A tailored dual-layer electronic shielding interface enables highly stable and dendrite-free solid-state lithium metal batteries

Abstract

All-solid-state lithium metal batteries (ASSLMBs) have emerged as promising energy storage devices due to their high energy density and enhanced safety features. However, challenges related to Li/electrolyte interface stability and ion transport efficiency hinder the practical implementation of sulfide-based ASSLMBs.
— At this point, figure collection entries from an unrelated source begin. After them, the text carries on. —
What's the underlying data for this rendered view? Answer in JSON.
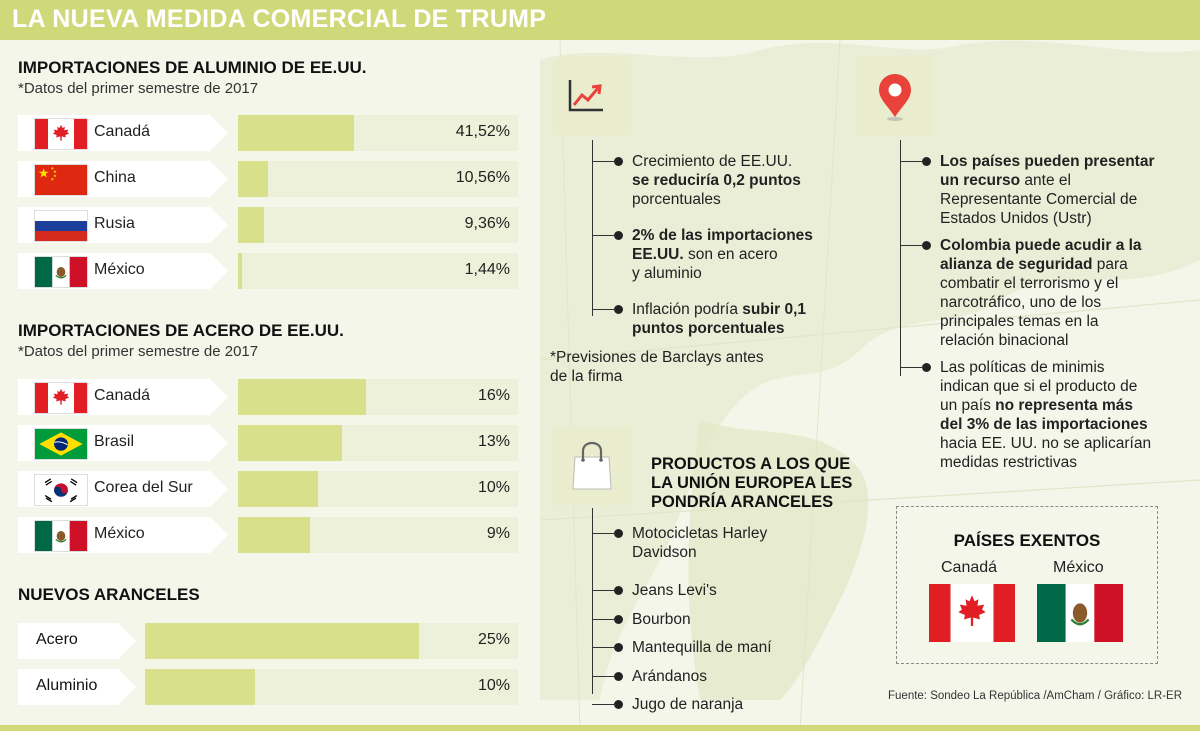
{
  "title": "LA NUEVA MEDIDA COMERCIAL DE TRUMP",
  "colors": {
    "bar_fill": "#d8e08c",
    "bar_track": "#eef1d9",
    "header": "#cfd97a",
    "icon_red": "#e8423a"
  },
  "aluminum": {
    "title": "IMPORTACIONES DE ALUMINIO DE EE.UU.",
    "note": "*Datos del primer semestre de 2017",
    "rows": [
      {
        "country": "Canadá",
        "flag": "canada-flag-icon",
        "label": "41,52%"
      },
      {
        "country": "China",
        "flag": "china-flag-icon",
        "label": "10,56%"
      },
      {
        "country": "Rusia",
        "flag": "russia-flag-icon",
        "label": "9,36%"
      },
      {
        "country": "México",
        "flag": "mexico-flag-icon",
        "label": "1,44%"
      }
    ]
  },
  "steel": {
    "title": "IMPORTACIONES DE ACERO DE EE.UU.",
    "note": "*Datos del primer semestre de 2017",
    "rows": [
      {
        "country": "Canadá",
        "flag": "canada-flag-icon",
        "label": "16%"
      },
      {
        "country": "Brasil",
        "flag": "brazil-flag-icon",
        "label": "13%"
      },
      {
        "country": "Corea del Sur",
        "flag": "south-korea-flag-icon",
        "label": "10%"
      },
      {
        "country": "México",
        "flag": "mexico-flag-icon",
        "label": "9%"
      }
    ]
  },
  "tariffs": {
    "title": "NUEVOS ARANCELES",
    "rows": [
      {
        "name": "Acero",
        "label": "25%"
      },
      {
        "name": "Aluminio",
        "label": "10%"
      }
    ]
  },
  "chart_data": [
    {
      "type": "bar",
      "title": "IMPORTACIONES DE ALUMINIO DE EE.UU.",
      "subtitle": "*Datos del primer semestre de 2017",
      "categories": [
        "Canadá",
        "China",
        "Rusia",
        "México"
      ],
      "values": [
        41.52,
        10.56,
        9.36,
        1.44
      ],
      "unit": "%",
      "xlim": [
        0,
        100
      ]
    },
    {
      "type": "bar",
      "title": "IMPORTACIONES DE ACERO DE EE.UU.",
      "subtitle": "*Datos del primer semestre de 2017",
      "categories": [
        "Canadá",
        "Brasil",
        "Corea del Sur",
        "México"
      ],
      "values": [
        16,
        13,
        10,
        9
      ],
      "unit": "%",
      "xlim": [
        0,
        35
      ]
    },
    {
      "type": "bar",
      "title": "NUEVOS ARANCELES",
      "categories": [
        "Acero",
        "Aluminio"
      ],
      "values": [
        25,
        10
      ],
      "unit": "%",
      "xlim": [
        0,
        34
      ]
    }
  ],
  "growth": {
    "icon": "growth-chart-icon",
    "items": [
      [
        {
          "t": "Crecimiento de EE.UU."
        },
        {
          "t": "se reduciría 0,2 puntos",
          "b": true
        },
        {
          "t": "porcentuales"
        }
      ],
      [
        {
          "t": "2% de las importaciones",
          "b": true
        },
        {
          "t": "EE.UU.",
          "b": true,
          "i": " son en acero"
        },
        {
          "t": "y aluminio"
        }
      ],
      [
        {
          "t": "Inflación podría ",
          "i2": "subir 0,1"
        },
        {
          "t": "puntos porcentuales",
          "b": true
        }
      ]
    ],
    "note_lines": [
      "*Previsiones de Barclays antes",
      "de la firma"
    ]
  },
  "countries_info": {
    "icon": "location-pin-icon",
    "items": [
      [
        {
          "t": "Los países pueden presentar",
          "b": true
        },
        {
          "t": "un recurso",
          "b": true,
          "i": " ante el"
        },
        {
          "t": "Representante Comercial de"
        },
        {
          "t": "Estados Unidos (Ustr)"
        }
      ],
      [
        {
          "t": "Colombia puede acudir a la",
          "b": true
        },
        {
          "t": "alianza de seguridad",
          "b": true,
          "i": " para"
        },
        {
          "t": "combatir el terrorismo y el"
        },
        {
          "t": "narcotráfico, uno de los"
        },
        {
          "t": "principales temas en la"
        },
        {
          "t": "relación binacional"
        }
      ],
      [
        {
          "t": "Las políticas de minimis"
        },
        {
          "t": "indican que si el producto de"
        },
        {
          "t": "un país ",
          "i2": "no representa más"
        },
        {
          "t": "del 3% de las importaciones",
          "b": true
        },
        {
          "t": "hacia EE. UU. no se aplicarían"
        },
        {
          "t": "medidas restrictivas"
        }
      ]
    ]
  },
  "eu": {
    "icon": "shopping-bag-icon",
    "title_lines": [
      "PRODUCTOS A LOS QUE",
      "LA UNIÓN EUROPEA LES",
      "PONDRÍA ARANCELES"
    ],
    "items": [
      [
        "Motocicletas Harley",
        "Davidson"
      ],
      [
        "Jeans Levi's"
      ],
      [
        "Bourbon"
      ],
      [
        "Mantequilla de maní"
      ],
      [
        "Arándanos"
      ],
      [
        "Jugo de naranja"
      ]
    ]
  },
  "exempt": {
    "title": "PAÍSES EXENTOS",
    "countries": [
      {
        "name": "Canadá",
        "flag": "canada-flag-icon"
      },
      {
        "name": "México",
        "flag": "mexico-flag-icon"
      }
    ]
  },
  "source": "Fuente: Sondeo La República /AmCham  / Gráfico: LR-ER"
}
In this study, we tailored the Li anode interface from the conventional mosaic structure to dual-layer gradient structure through a simple conversion reaction with an organic fluoride. The dual-layer multifunctional interface consists of a highly flexible and wettable upper layer enriched with organic LiBASF3 compounds and an LiF-rich lower layer with high interfacial energy. Eventually, the glittering integration of targeted surface smoothness, excellent interfacial wettability, and high interfacial energy is verified by experimental and theoretical calculation results. The insulating property of the dual-layer interface can impede electronic tunneling and minimize current leakage into the sulfide solid-state electrolytes. Ultimately, the implementation of interface engineering has shown significant improvements in enhancing the critical current density (CCD, 1.9 mA cm−2) of symmetric batteries, as well as enhancing the long-term cycling stability and capacity retention rate of the FeS2 and LiCoO2 cathodes based full cells.